The shuttered windows give these streets an air of dignified reserve and privacy, which seems quite different from the exuberant street life that people associate with Madrid.  Even the upper windows are generally shuttered, and the lower ones have bars on them, usually with plants of some kind (cacti or evergreens, or begonias or other flowers) perched between the iron rejas and the shutters as a kind of apologetic gesture to suggest that it's not that the owners want to be unfriendly or unaesthetic, just that they value their privacy.








Most of the pueblo are row houses along the street, but a few of the fancier houses are free-standing and have walls blocking their gardens off from the street, except for the luxuriant vegetation that once again seems to apologetically suggest that the owners aren't anti-social, just reserved.  These are the houses that look most like Andalucía, and by extension most like the Caribbean.

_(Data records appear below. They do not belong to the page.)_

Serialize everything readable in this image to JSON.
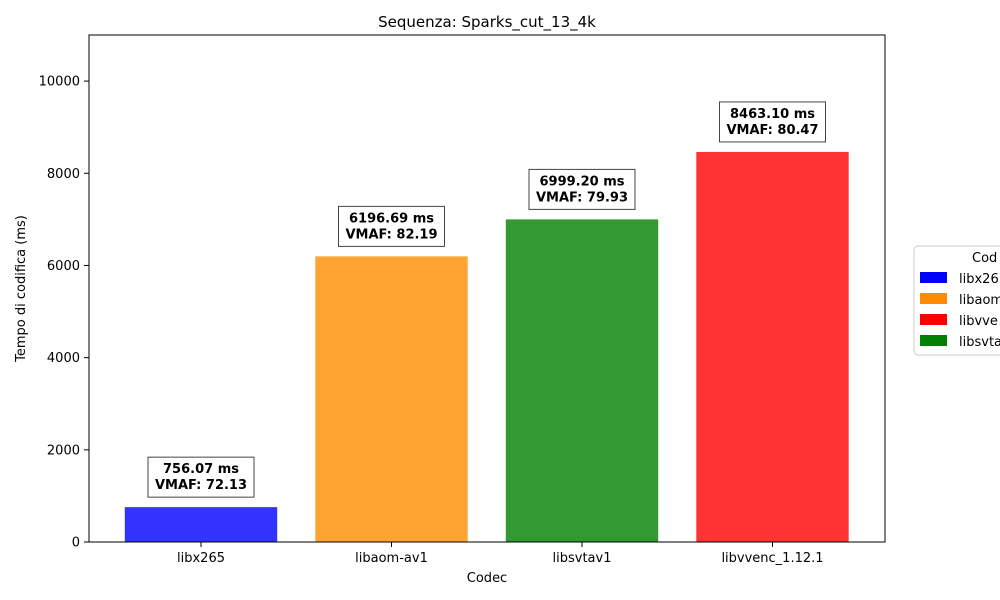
{
  "chart_data": {
    "type": "bar",
    "title": "Sequenza: Sparks_cut_13_4k",
    "xlabel": "Codec",
    "ylabel": "Tempo di codifica (ms)",
    "ylim": [
      0,
      11000
    ],
    "yticks": [
      0,
      2000,
      4000,
      6000,
      8000,
      10000
    ],
    "grid": false,
    "categories": [
      "libx265",
      "libaom-av1",
      "libsvtav1",
      "libvvenc_1.12.1"
    ],
    "values": [
      756.07,
      6196.69,
      6999.2,
      8463.1
    ],
    "bar_colors": [
      "#3333ff",
      "#ffa333",
      "#339933",
      "#ff3333"
    ],
    "annotations": [
      {
        "line1": "756.07 ms",
        "line2": "VMAF: 72.13"
      },
      {
        "line1": "6196.69 ms",
        "line2": "VMAF: 82.19"
      },
      {
        "line1": "6999.20 ms",
        "line2": "VMAF: 79.93"
      },
      {
        "line1": "8463.10 ms",
        "line2": "VMAF: 80.47"
      }
    ],
    "legend": {
      "title": "Cod",
      "placement": "right",
      "entries": [
        {
          "label": "libx26",
          "color": "#0000ff"
        },
        {
          "label": "libaom",
          "color": "#ff8c00"
        },
        {
          "label": "libvve",
          "color": "#ff0000"
        },
        {
          "label": "libsvta",
          "color": "#008000"
        }
      ]
    }
  }
}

The photos can give details of how the pueblo looks, but they can't really capture the absolute quiet, where you can hear footsteps, or silverware rattling while people wash dishes when the window is open, or laughter from an upstairs window.  Such quiet seems to belong to this kind of architecture (though certainly not in the Caribbean!!!), but it stays even in the more recent and larger housing developments, like the one around the Plaza Roger de Flor, just one street away from the pueblo.  This is a much newer, much bigger development, but it retains the same fundamental concern for a pleasant environment which keeps it quite pretty.

  As I was taking pictures of the sweet tile detail of various artesans that runs along the building in a decorative strip, I heard a little voice say with interest, "está haciendo fotos de la guardería," and looked up to find a small child on one of the balconies looking down at me with interest from one of the balconies on the third floor.  I had not in fact noticed, but one corner of the complex does house an escuela infantil, and obviously the small child had drawn the conclusion that I was taking pictures of what (from its point of view) was the most important part of the complex.

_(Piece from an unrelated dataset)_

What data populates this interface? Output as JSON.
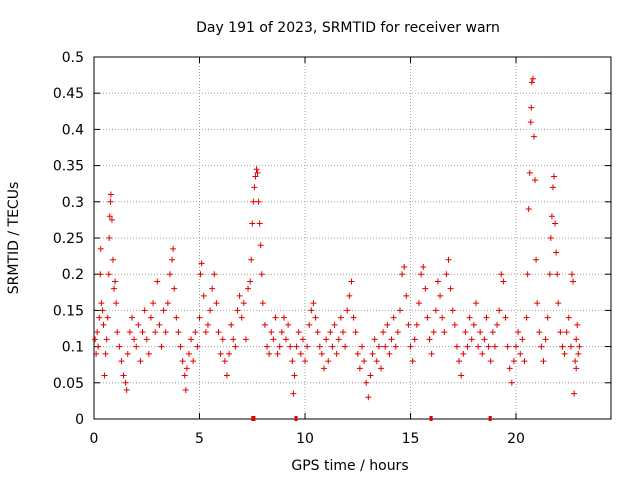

The point is, it was quiet enough to hear a small child, who wasn't particularly shouting.

I wonder if there are concerts in the little bandstand in the center of the plaza on summer evenings.  It would be a nice place to hold a milonga, nearly as picturesque as the more famous templete of similar architecture in the Retiro, and much quieter, albeit much less centrally located.

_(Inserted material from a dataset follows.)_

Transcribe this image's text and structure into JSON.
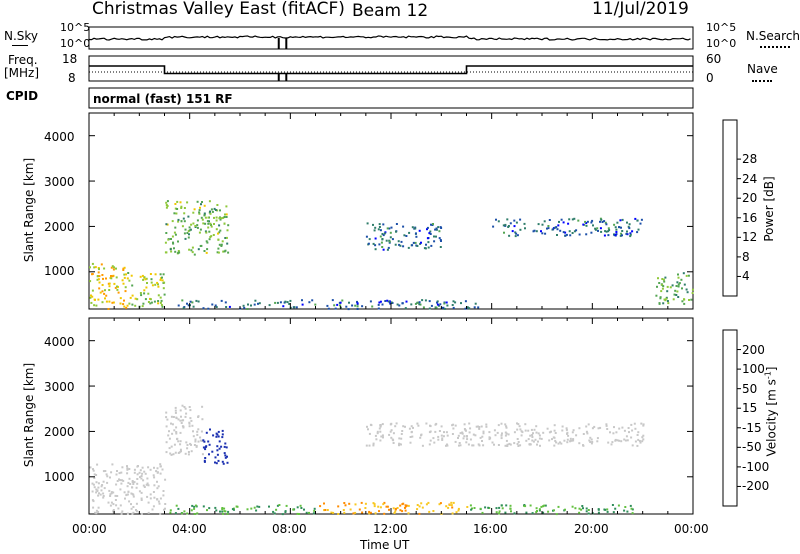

This is just a long-winded (and multi-pixeled) way of saying and showing that my neighborhood is pretty.  I wish I knew more of its actual history, although I can make pretty good educated guesses based on what I know more generally about Madrid.  But the San Isidro district of Carabanchel (not to be confused with Carabanchel Alto or Vista Alegre or the other equally interesting quarters I haven't yet explored in detail), has it's own special charm (though it will be nice when the Centro Cultural finishes its renovation and moves back into its own pretty brick building out of the somewhat monstrosity-like social services center on the Calle de Zaida).